「それより、そうだよ、思い出した。二人ともひどいじゃん。プシュカルにいた時さ、突然女の子と消えちゃってびっくりしたよ。俺、独りぼっちで残されてさ。寂しかったんだぜ、あの後。あれからあの子とはどうなったのさ」
智がそう言うと、一瞬にして、直規の目付きが変わった。智の体は反射的に緊張した。それは、以前、直規が急に怒りだした時のあの目付きと一緒だった。心路もハッとした表情で直規を見つめ、場の空気が一気に緊張した。
「ああ、あれな。あれは、心路にとられちゃったんだよ。何だか知らないけど、あの女、心路にベタ惚れでさ。俺じゃあ太刀打ちできなかったって訳さ。ハハハハハ」
直規は、自分を嘲笑うかのように声を上げて笑った。
「直規くん……」
心路は、暗い表情で直規を見つめた。
「何だよ、本当のことだろ? お前、あの女とヤリまくってたじゃねえかよ」
「そんな言い方ないだろ? それにその話はもうしない約束じゃないか」
心路がそう言うと、直規は、フンッと鼻を鳴らしてそっぽを向いた。智は、マズイことを聞いてしまった、と自分の発言を後悔した。

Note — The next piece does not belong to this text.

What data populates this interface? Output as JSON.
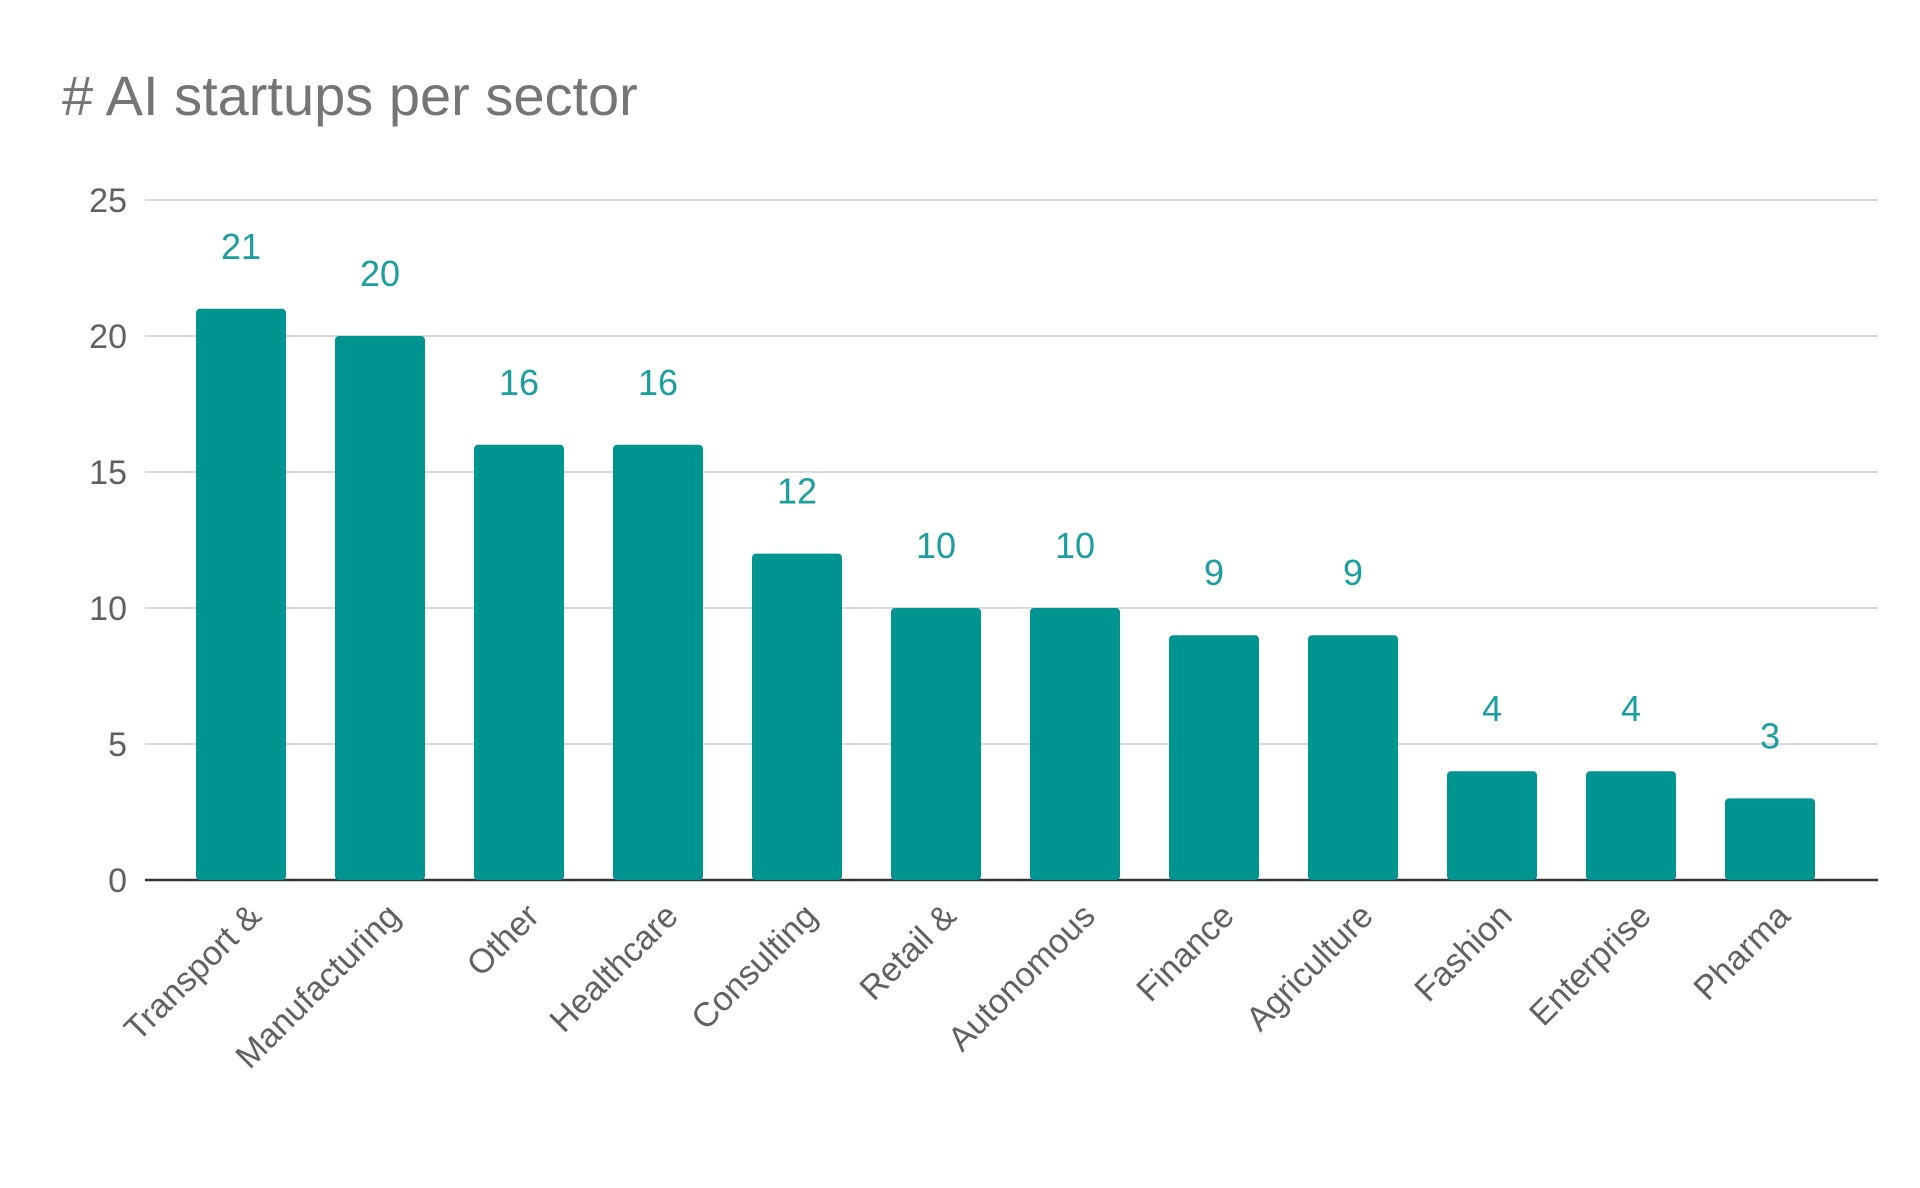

「ごめん、俺、何か変なこと聞いちゃったみたいで……」
智は、ばつが悪そうにそう言って謝った。
「もういいさ。それより、智、せっかく再会したんだし、やろうぜ、久々に」
直規は、智の顔を見ながらいたずらっぽく微笑んだ。もちろんブラウンシュガーのことだった。
「どうよ、やってる? あれから」
直規は、恐らく様々なドラッグがたくさん詰めこまれているであろう小さなポーチを開けて準備をし始めた。智は、何となく直規のその様子を眺めながらそれに答えた。

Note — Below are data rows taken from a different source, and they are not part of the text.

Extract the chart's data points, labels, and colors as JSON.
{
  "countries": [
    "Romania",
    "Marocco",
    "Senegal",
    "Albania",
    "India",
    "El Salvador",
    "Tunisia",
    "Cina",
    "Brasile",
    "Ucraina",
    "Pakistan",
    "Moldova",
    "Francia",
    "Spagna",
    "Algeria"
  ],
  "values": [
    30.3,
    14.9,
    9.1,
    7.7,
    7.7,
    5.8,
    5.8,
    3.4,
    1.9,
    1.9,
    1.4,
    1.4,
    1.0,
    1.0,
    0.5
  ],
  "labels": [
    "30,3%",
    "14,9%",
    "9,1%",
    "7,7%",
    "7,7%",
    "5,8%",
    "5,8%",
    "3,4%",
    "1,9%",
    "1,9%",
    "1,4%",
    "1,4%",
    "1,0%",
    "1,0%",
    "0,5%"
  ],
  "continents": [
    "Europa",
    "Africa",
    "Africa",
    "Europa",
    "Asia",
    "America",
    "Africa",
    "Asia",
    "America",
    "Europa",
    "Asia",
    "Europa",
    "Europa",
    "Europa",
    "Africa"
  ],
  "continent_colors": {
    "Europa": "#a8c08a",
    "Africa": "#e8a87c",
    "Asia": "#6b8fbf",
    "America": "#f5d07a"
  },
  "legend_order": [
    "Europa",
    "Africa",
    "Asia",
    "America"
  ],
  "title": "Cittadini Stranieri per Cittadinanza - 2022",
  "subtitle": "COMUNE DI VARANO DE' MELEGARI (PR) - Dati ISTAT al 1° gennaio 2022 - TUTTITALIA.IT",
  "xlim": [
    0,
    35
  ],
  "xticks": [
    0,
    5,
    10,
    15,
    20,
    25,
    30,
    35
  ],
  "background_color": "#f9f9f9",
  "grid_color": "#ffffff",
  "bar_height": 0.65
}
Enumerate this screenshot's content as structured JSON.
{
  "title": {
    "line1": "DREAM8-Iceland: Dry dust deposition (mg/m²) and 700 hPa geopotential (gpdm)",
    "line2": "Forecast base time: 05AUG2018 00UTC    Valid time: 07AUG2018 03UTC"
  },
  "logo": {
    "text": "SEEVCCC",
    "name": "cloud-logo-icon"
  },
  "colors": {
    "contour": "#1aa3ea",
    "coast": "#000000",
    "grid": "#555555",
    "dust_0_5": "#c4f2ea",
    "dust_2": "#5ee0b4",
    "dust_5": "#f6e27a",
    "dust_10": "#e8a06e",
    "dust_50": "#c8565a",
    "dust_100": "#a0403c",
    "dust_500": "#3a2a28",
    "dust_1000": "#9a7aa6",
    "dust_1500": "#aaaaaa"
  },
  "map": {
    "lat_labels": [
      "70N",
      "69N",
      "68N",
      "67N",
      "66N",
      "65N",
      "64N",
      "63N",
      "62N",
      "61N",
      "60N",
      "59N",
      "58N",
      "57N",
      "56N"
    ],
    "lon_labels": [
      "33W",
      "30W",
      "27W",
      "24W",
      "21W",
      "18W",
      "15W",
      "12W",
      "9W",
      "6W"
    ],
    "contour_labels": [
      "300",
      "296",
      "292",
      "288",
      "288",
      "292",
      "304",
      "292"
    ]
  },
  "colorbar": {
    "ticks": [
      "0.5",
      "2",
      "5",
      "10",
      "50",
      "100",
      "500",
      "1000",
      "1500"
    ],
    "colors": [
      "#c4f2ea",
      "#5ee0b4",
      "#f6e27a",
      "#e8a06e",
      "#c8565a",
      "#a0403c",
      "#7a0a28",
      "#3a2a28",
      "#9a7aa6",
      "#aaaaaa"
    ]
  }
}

「ああ、最近はあんまりやってないんだけど、あれからしばらくはちょくちょくやってたよ」
「そっかあ。禁断は? 大丈夫?」
「それが、最近気が付いたんだ。何か体がだるいなあ、なんて思ってたんだけど、まさか禁断症状だなんて思ってなかったから。ある人に教えてもらってさ。それ、禁断症状だよって」
智は、建のことを思い浮かべた。智のイメージの中で、建は明るく笑っていた。何だかこれから自分が行おうとしていることが、自分を気遣ってくれた建に対する裏切り行為のような気がして、少し心が痛んだ。
「俺らなんて、ひどかったぜ。智と買いに行ったやつなんて、ものの一週間かそこらで無くなっちまって、そっから地獄のような毎日さ。心路とはどんどん険悪なムードになっていくし、ブラウン売ってる奴なんてなかなかいないしさ。そしたら偶然、ゴアで一緒に遊んでた日本人カップルとジャイプルで再会してさ。ほら、これ。貰ったんだよ」
直規は、子供のように明るい表情で、嬉しそうにポーチから取り出したものを智の前に置いた。それは、透明なセロファンで包まれた、真っ白い粉だった。